Pour pallier le problème, à partir de février 1954, la Monte-Carlo est proposée à la clientèle. Extérieurement, seule la calandre du style coupe-frites et une entrée d'air factice sur le capot fontt la différence avec la Comète. On note que les écussons "Facel-Metallon" en bas des flancs ont été remplacés par l'inscription "Monte-Carlo". Les clignotants ont été incorporés aux anti-brouillard et le logement dans le buttoir de pare-choc a été comblé par un catadioptre blanc. A l'intérieur, le compte-tour a disparu, remplacé par une montre.

C'est sous le capot que se fait la différence. A la place du V8 2,3 litres, c'est le V8 Mistral qui a été installé. Emprunté à la Vendôme, son taux de compression a été porté de 6,7 à 7,2:1, de quoi en retirer 105 ch (SAE) à 3700 tr/min (au lieu de 100). Le régime maximum n'est pas très élevé en raison des soupapes latérales. Il est cependant très coupleux avec 24,5 mkg à 2000 tr/min. Secondé par la boite manuelle entièrement synchronisée à 4 raports "Pont-à-Mousson", il modifie les performances de la voiture et les porte à un niveau enfin acceptable. A noter qu'en série la boite était à 3 rapports, mais que la "Pont-à-Mousson" a remporté l'essentiel des suffrages. La boite Cotal semble avoir disparu. Ainsi gréée, la Comète-Carlo peut filer à 155 km/h.
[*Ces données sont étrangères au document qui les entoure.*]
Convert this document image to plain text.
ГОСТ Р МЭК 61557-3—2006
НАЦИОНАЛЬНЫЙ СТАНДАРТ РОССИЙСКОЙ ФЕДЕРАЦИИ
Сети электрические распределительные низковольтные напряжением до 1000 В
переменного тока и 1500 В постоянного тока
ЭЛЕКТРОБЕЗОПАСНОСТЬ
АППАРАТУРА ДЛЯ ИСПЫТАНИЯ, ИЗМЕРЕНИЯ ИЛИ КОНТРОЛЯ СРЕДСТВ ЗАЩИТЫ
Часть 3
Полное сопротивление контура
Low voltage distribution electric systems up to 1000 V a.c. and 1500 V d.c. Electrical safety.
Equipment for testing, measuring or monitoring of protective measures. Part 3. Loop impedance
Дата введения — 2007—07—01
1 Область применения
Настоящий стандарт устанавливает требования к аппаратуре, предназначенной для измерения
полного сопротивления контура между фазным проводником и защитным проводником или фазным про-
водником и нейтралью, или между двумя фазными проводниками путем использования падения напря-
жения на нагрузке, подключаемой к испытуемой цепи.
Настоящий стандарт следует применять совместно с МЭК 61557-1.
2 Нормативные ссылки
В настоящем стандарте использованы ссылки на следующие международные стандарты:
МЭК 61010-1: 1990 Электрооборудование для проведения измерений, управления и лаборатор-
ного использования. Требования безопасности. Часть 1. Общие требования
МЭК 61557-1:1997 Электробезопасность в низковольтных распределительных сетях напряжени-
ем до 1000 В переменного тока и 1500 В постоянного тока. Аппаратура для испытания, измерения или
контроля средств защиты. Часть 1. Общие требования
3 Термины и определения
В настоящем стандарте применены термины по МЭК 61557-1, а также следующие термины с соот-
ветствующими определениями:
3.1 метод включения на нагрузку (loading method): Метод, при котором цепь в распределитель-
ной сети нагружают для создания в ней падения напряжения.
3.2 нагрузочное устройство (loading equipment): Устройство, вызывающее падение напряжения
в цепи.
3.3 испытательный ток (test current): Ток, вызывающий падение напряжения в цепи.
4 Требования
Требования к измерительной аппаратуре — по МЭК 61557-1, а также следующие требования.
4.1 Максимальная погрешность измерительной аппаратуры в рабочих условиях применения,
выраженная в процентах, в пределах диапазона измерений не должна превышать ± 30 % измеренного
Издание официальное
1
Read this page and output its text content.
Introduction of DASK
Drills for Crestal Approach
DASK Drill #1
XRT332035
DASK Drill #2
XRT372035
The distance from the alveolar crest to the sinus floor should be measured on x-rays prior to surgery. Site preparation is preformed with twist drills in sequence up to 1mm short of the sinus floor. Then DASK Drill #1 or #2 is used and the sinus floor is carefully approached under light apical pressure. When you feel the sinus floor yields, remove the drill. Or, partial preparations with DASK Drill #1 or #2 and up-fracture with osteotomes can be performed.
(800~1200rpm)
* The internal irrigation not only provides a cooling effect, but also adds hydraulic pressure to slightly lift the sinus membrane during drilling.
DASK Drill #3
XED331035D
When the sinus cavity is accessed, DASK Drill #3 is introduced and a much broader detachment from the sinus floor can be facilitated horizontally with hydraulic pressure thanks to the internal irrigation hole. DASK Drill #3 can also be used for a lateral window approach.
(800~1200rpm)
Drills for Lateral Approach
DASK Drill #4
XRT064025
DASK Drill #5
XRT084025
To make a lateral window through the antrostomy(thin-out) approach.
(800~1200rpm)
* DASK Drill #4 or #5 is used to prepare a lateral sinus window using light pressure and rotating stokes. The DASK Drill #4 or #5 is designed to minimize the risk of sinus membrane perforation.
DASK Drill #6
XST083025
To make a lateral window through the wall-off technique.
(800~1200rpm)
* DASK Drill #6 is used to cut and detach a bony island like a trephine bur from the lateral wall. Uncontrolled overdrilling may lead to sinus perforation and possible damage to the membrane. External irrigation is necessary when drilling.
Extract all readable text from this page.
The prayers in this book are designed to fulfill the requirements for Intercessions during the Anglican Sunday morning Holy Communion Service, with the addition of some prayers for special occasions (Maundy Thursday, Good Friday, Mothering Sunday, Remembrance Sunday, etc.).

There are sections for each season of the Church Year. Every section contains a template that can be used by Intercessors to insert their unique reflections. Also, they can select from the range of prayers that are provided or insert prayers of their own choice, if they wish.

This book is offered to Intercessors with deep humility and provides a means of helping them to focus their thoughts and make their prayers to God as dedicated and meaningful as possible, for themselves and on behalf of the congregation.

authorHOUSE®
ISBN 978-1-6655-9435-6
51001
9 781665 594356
Les deux versions coexistent, et la Comète peut même recevoir les attributs de la Monte-Carlo. 107 Comète auraient alors été fabriquées pendant cet intervalle. Mais c'est la cession de Ford SAF à Simca qui va changer la donne. Pigozzi prend l'entreprise en l'état et selon les accords passés, profite de la nouvelle Vedette qui vient à peine d'être lancée (quelques exemplaires seulement ont été vendus sous badge Ford). De son côté, Daninos est aussi en partenariat avec Pigozzi pour produire la Simca 9 Sport et bientôt la Plein Ciel et l'Océane. Pigozzi arrête les frais et supprime la Comète. Seule la Monte-Carlo subsiste jusqu'au printemps 1955. En attendant, le skaï remplace le cuir dans les garnitures du toit et les contre-portes. Il s'agit de faire des économies. Daninos propose un projet de coupé 4 portes, mais Pigozzi y met son veto.

La Monte-Carlo aura alors été produite à 799 exemplaires. Elle n'a pas de descendante directe, mais s'il faut aller chercher du côté de l'esprit, tous les regards se tournent alors vers Facel-Vega.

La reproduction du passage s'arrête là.